Open RobRich999 opened 1 month ago
I have a working dff48a7 release build websdr.bin binary with LTO, graphite, -fipa-pta, and -fdevirtualize-at-ltrans optimizations.
I did not build HFDL. Also I turned off debug symbols for my build, and it dropped the binary size to under 7MB.
I have not done much testing, but basic features seem to be working as intended. YMMV, of course.
cmake .. -DCMAKE_C_FLAGS_RELEASE="-O3 -DNDEBUG -fgraphite-identity -floop-nest-optimize -flto=auto -fipa-pta -fdevirtualize-at-ltrans -pipe" -DCMAKE_CXX_FLAGS_RELEASE="-O3 -DNDEBUG -fgraphite-identity -floop-nest-optimize -flto=auto -fipa-pta -fdevirtualize-at-ltrans -pipe -pthread" -DCMAKE_INTERPROCEDURAL_OPTIMIZATION=TRUE
set(CMAKE_INTERPROCEDURAL_OPTIMIZATION TRUE)
set(CMAKE_CXX_FLAGS_RELEASE "-O3 -fgraphite-identity -floop-nest-optimize -fipa-pta -flto=auto -fdevirtualize-at-ltrans -pipe")
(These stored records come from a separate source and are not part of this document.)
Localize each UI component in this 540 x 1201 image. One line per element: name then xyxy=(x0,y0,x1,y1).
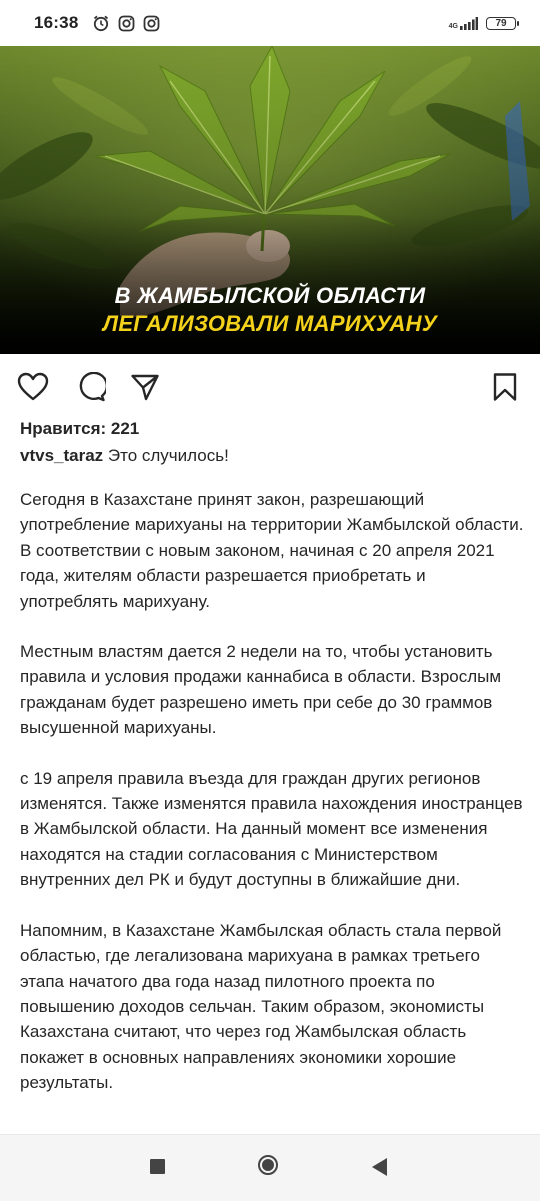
post-actions xyxy=(0,360,540,414)
alarm-icon xyxy=(94,15,109,32)
home-button[interactable] xyxy=(258,1155,278,1175)
post-image[interactable]: В ЖАМБЫЛСКОЙ ОБЛАСТИ ЛЕГАЛИЗОВАЛИ МАРИХУ… xyxy=(0,46,540,354)
caption-text: Это случилось! xyxy=(103,446,229,465)
paragraph: Сегодня в Казахстане принят закон, разре… xyxy=(20,490,524,611)
username-link[interactable]: vtvs_taraz xyxy=(20,446,103,465)
paragraph: Местным властям дается 2 недели на то, ч… xyxy=(20,642,502,738)
image-headline: В ЖАМБЫЛСКОЙ ОБЛАСТИ ЛЕГАЛИЗОВАЛИ МАРИХУ… xyxy=(0,282,540,338)
instagram-icon xyxy=(144,15,160,31)
likes-count[interactable]: Нравится: 221 xyxy=(20,416,524,442)
network-indicator: 4G xyxy=(448,16,478,30)
post-content: Нравится: 221 vtvs_taraz Это случилось! … xyxy=(20,416,524,1096)
like-button[interactable] xyxy=(16,370,50,404)
caption: vtvs_taraz Это случилось! xyxy=(20,443,524,469)
comment-button[interactable] xyxy=(74,370,108,404)
share-icon xyxy=(131,374,159,401)
status-bar: 16:38 4G 79 xyxy=(0,0,540,46)
headline-line-1: В ЖАМБЫЛСКОЙ ОБЛАСТИ xyxy=(114,283,426,308)
paragraph: Напомним, в Казахстане Жамбылская област… xyxy=(20,920,502,1093)
network-type: 4G xyxy=(448,22,458,30)
instagram-icon xyxy=(119,15,135,31)
save-button[interactable] xyxy=(488,370,522,404)
bookmark-icon xyxy=(493,373,517,401)
notification-icons xyxy=(92,14,160,32)
paragraph: с 19 апреля правила въезда для граждан д… xyxy=(20,768,523,890)
comment-icon xyxy=(79,372,106,402)
system-nav-bar xyxy=(0,1134,540,1201)
back-button[interactable] xyxy=(372,1158,387,1176)
clock: 16:38 xyxy=(34,13,79,32)
battery-level: 79 xyxy=(495,17,507,29)
heart-icon xyxy=(17,372,49,401)
headline-line-2: ЛЕГАЛИЗОВАЛИ МАРИХУАНУ xyxy=(102,311,438,336)
signal-icon xyxy=(460,16,478,30)
recents-button[interactable] xyxy=(150,1159,165,1174)
battery-icon: 79 xyxy=(486,16,519,30)
share-button[interactable] xyxy=(128,370,162,404)
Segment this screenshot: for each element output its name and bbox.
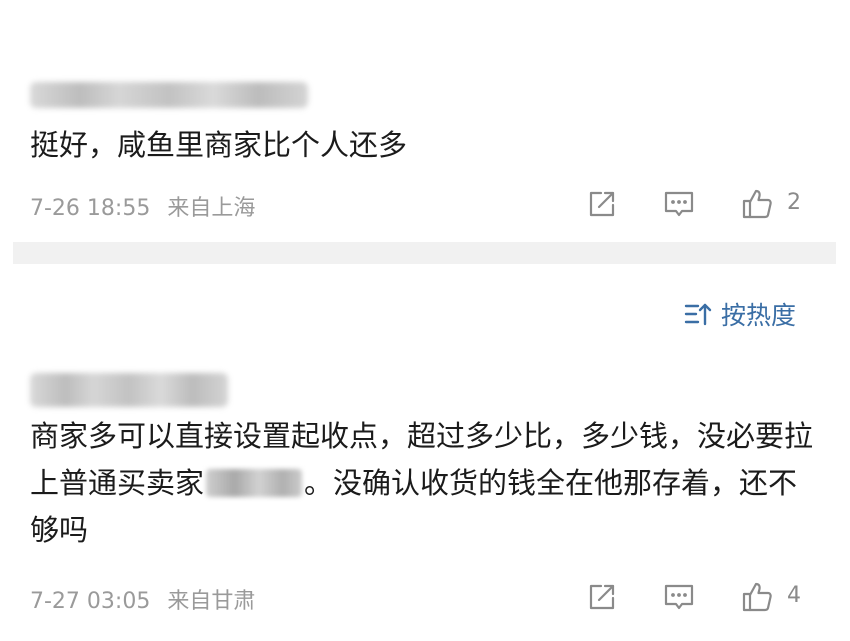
username-blurred[interactable]	[30, 373, 228, 407]
sort-by-hot-button[interactable]: 按热度	[683, 297, 796, 331]
comment-actions: 2	[0, 184, 850, 224]
comment-text: 挺好，咸鱼里商家比个人还多	[30, 128, 408, 162]
like-count: 4	[787, 583, 801, 608]
reply-icon[interactable]	[662, 580, 696, 614]
comment-actions: 4	[0, 577, 850, 617]
share-icon[interactable]	[585, 187, 619, 221]
username-blurred[interactable]	[30, 82, 308, 108]
comment-item: 挺好，咸鱼里商家比个人还多 7-26 18:55 来自上海 2	[0, 0, 850, 242]
section-separator	[13, 242, 836, 264]
share-icon[interactable]	[585, 580, 619, 614]
sort-label: 按热度	[721, 301, 797, 330]
reply-icon[interactable]	[662, 187, 696, 221]
like-icon[interactable]	[740, 187, 774, 221]
like-count: 2	[787, 190, 801, 215]
like-icon[interactable]	[740, 580, 774, 614]
comment-item: 商家多可以直接设置起收点，超过多少比，多少钱，没必要拉上普通买卖家 。没确认收货的…	[0, 362, 850, 641]
comment-text: 商家多可以直接设置起收点，超过多少比，多少钱，没必要拉上普通买卖家 。没确认收货的…	[30, 413, 820, 554]
redacted-text	[206, 469, 303, 497]
sort-icon	[684, 303, 712, 326]
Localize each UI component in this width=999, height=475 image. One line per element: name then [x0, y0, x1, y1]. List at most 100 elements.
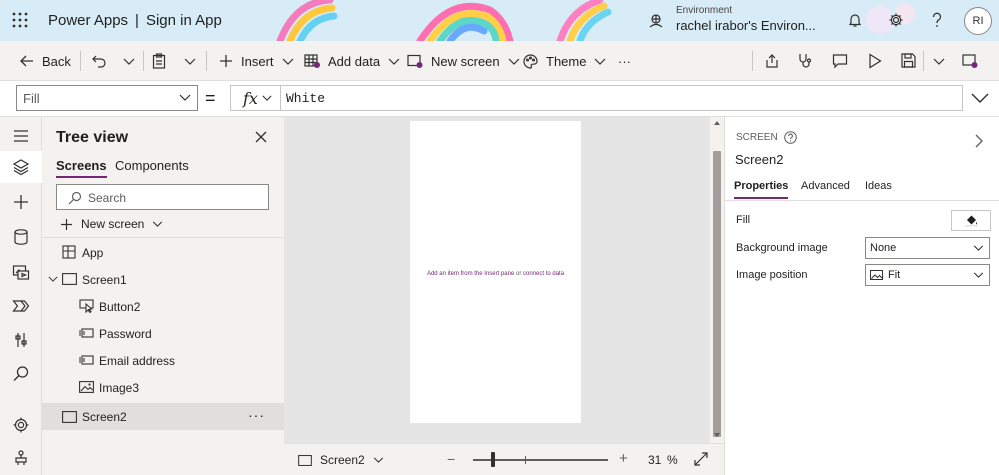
- title-separator: |: [135, 12, 139, 29]
- expand-formula-chevron-icon[interactable]: [971, 93, 989, 103]
- chevron-down-icon: [595, 58, 606, 65]
- paste-chevron-down-icon[interactable]: [184, 58, 196, 65]
- tree-node-label: App: [82, 245, 104, 260]
- tab-screens[interactable]: Screens: [56, 158, 107, 178]
- formula-input[interactable]: White: [280, 85, 963, 111]
- screen-selector[interactable]: Screen2: [298, 453, 384, 467]
- tab-properties[interactable]: Properties: [734, 180, 789, 199]
- theme-button[interactable]: Theme: [523, 41, 606, 81]
- screen-artboard[interactable]: Add an item from the Insert pane or conn…: [410, 121, 581, 423]
- search-icon[interactable]: [12, 365, 30, 383]
- tree-divider: [42, 237, 284, 238]
- fill-color-picker[interactable]: [951, 210, 991, 231]
- chevron-down-icon[interactable]: [48, 276, 58, 282]
- plus-icon: [220, 55, 232, 67]
- tree-new-screen-button[interactable]: New screen: [60, 217, 163, 231]
- media-icon[interactable]: [12, 263, 30, 281]
- more-commands-button[interactable]: ···: [618, 41, 631, 81]
- empty-screen-hint: Add an item from the Insert pane or conn…: [410, 271, 581, 277]
- tree-node-label: Email address: [99, 353, 176, 368]
- connect-to-data-link[interactable]: connect to data: [523, 271, 564, 277]
- image-fit-icon: [870, 270, 883, 280]
- undo-chevron-down-icon[interactable]: [123, 58, 135, 65]
- screen-selector-value: Screen2: [320, 453, 365, 467]
- formula-bar: Fill = fx White: [0, 81, 999, 117]
- divider: [752, 51, 753, 71]
- image-position-dropdown[interactable]: Fit: [865, 264, 990, 286]
- tree-search-input[interactable]: Search: [56, 184, 269, 210]
- paste-clipboard-icon[interactable]: [152, 53, 166, 69]
- help-icon[interactable]: [930, 12, 944, 28]
- scroll-down-icon[interactable]: [714, 433, 720, 437]
- tree-node-screen2[interactable]: Screen2 ···: [42, 403, 284, 430]
- control-name[interactable]: Screen2: [735, 152, 783, 167]
- scrollbar-thumb[interactable]: [713, 151, 721, 437]
- tree-node-label: Button2: [99, 299, 141, 314]
- scroll-up-icon[interactable]: [714, 121, 720, 125]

set(CMAKE_C_FLAGS_RELEASE " -O3 -fgraphite-identity -floop-nest-optimize -fipa-pta -flto=auto -fdevirtualize-at-ltrans -pipe")
set(PLATFORM_FLAGS -march=armv7-a -mtune=cortex-a9 -mfpu=neon -mfloat-abi=hard -ffast-math -fsingle-precision-constant -mvectorize-with-neon-quad -fgraphite-identity -floop-nest-optimize -fipa-pta -flto=auto -fdevirtualize-at-ltrans -pipe)
Welcome a PR with a report on the perf gain.
Suppose one could try measuring processor utilization, though as noted, I will have to leave that to someone else for now.
Nonetheless, the best bet for a starting point (IMHO) is LTO as it rarely degrades performance except in corner cases.
I tried LTO, which works fine on my devbox. I didn't carefully design a benchmark to check the performance difference. but it didn't shows significance difference.
If interested in exploring possible performance tweaks, I can confirm the websdr.bin binary builds and works with GCC (v13.2.1) graphite and fipa-pta optimizations enabled. Note I have not tested all receiver options, so YMMV here. I will leave it up to someone else to figure out any actual performance difference(s).
https://gcc.gnu.org/onlinedocs/gcc/Optimize-Options.html https://github.com/InBetweenNames/gentooLTO/blob/master/sys-config/ltoize/files/make.conf.lto.defines
Ideally LTO would be used, especially for further improving the fipa-pta pass, plus potentially using -fdevirtualize-at-ltrans as well. Previously I have done LTO build of websdr.bin, but I did not get around to actually testing it at the time.. IIRC, there were several ODR and similar warnings. I might give it another go in the near future.